Владимир Бортко: Знаете, как личности эти писатели интересуют меня меньше, чем их творчество… А как писатель Достоевский с его копанием в изгибах человеческой психики мне ближе Толстого. Конечно, я знаю достаточно биографических фактов об обоих, а что касается Достоевского, то не просто знаю, что он жил 4 года за границей и играл в рулетку, но и сам однажды стал за стол в казино Баден-Бадена, где играл писатель. Проиграв пять евро, зарекся: "Больше никогда" – я не азартный человек. Нет, мне личность писателя не так важна, как его произведения. В конце концов, какая разница, кто написал пьесу "Гамлет"- Шекспир или нет.

Но неужели не любопытно докопаться до сути, кто же сочинил "Быть или не быть"? Сама королева Елизавета или, скажем, Эдуард де Вер, граф Оксфорд?

Владимир Бортко: Да, там целая компания претендентов. Но главное, что есть "Гамлет" и "Макбет". А дальше пусть специалисты ломают копья.

Но тогда почему мы так интересуемся Пушкиным?

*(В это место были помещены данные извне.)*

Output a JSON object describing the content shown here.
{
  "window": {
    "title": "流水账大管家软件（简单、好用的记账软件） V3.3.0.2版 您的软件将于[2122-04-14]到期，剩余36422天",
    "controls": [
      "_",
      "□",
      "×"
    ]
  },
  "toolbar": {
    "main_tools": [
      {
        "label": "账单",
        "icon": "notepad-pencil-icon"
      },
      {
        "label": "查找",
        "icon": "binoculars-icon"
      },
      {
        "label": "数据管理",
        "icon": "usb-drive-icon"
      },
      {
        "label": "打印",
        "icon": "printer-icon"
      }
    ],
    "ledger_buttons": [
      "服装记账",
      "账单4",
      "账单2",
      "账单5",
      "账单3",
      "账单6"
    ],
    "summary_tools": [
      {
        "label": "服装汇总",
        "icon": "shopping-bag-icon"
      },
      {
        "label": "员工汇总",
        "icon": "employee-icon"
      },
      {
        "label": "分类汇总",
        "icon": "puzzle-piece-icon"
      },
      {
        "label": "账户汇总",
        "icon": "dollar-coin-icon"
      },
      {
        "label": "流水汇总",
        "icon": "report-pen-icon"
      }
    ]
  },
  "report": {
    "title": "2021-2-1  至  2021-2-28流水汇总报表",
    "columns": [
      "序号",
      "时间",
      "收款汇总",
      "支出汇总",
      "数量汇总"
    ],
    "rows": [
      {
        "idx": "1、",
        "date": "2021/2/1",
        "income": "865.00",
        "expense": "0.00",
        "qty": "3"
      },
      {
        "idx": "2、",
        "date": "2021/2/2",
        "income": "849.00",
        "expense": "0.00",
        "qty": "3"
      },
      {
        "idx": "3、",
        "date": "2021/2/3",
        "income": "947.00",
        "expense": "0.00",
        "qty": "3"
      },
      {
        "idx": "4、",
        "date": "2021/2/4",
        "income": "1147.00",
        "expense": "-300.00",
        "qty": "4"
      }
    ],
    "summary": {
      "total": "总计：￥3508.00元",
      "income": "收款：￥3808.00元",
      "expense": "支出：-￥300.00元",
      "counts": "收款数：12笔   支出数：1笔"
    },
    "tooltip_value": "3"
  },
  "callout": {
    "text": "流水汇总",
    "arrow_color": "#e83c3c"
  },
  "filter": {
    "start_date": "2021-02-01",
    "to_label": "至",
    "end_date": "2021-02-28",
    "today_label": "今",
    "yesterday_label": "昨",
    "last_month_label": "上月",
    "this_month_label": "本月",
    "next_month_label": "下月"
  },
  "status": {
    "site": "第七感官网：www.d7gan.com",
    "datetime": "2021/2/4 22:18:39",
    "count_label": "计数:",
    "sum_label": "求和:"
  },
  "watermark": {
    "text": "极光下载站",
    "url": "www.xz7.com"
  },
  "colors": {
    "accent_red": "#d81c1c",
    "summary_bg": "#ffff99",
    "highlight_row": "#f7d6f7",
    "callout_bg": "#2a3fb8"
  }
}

Хотим докопаться, что же там на самом деле произошло с Дантесом?

Владимир Бортко: Так это же чистой воды мелодрама. Поэт, 37 лет, убит на дуэли, из-за жены! А если умирает признанный классик в 90 лет, в маразме, у себя в постели – никакой романтики. Опять же, Достоевский – несостоявшаяся казнь, игрок. Конечно, это интригует, привлекает внимание к личности.

Получается, вокруг Льва Николаевича Толстого ореол сложных, мягко говоря, отношений с Софьей Андреевной?

Владимир Бортко: Да уж сложные – у него в деревне многие были похожи на графа, это известный факт. Несмотря на бороду и без зубов Лев Николаевич был очень активен. Но это отдельная история, которая интересна прежде всего женщинам. Это вы любите семейные истории.

"Идиот" – женский роман? Или?

Владимир Бортко: Размышления Достоевского – по преимуществу мужские: о боге, о судьбе, о нравственности, о смертной казни. Попытки докопаться до сути человеческой. До самости человека. Что им движет. Это то, что Достоевскому удавалось как никому другому. Человек убил другого – денег захотел? Нет, не только, его ведет нечто большее. Это интересно и французу, и немцу, и японцу. Поэтому-то Достоевский признан во всем мире.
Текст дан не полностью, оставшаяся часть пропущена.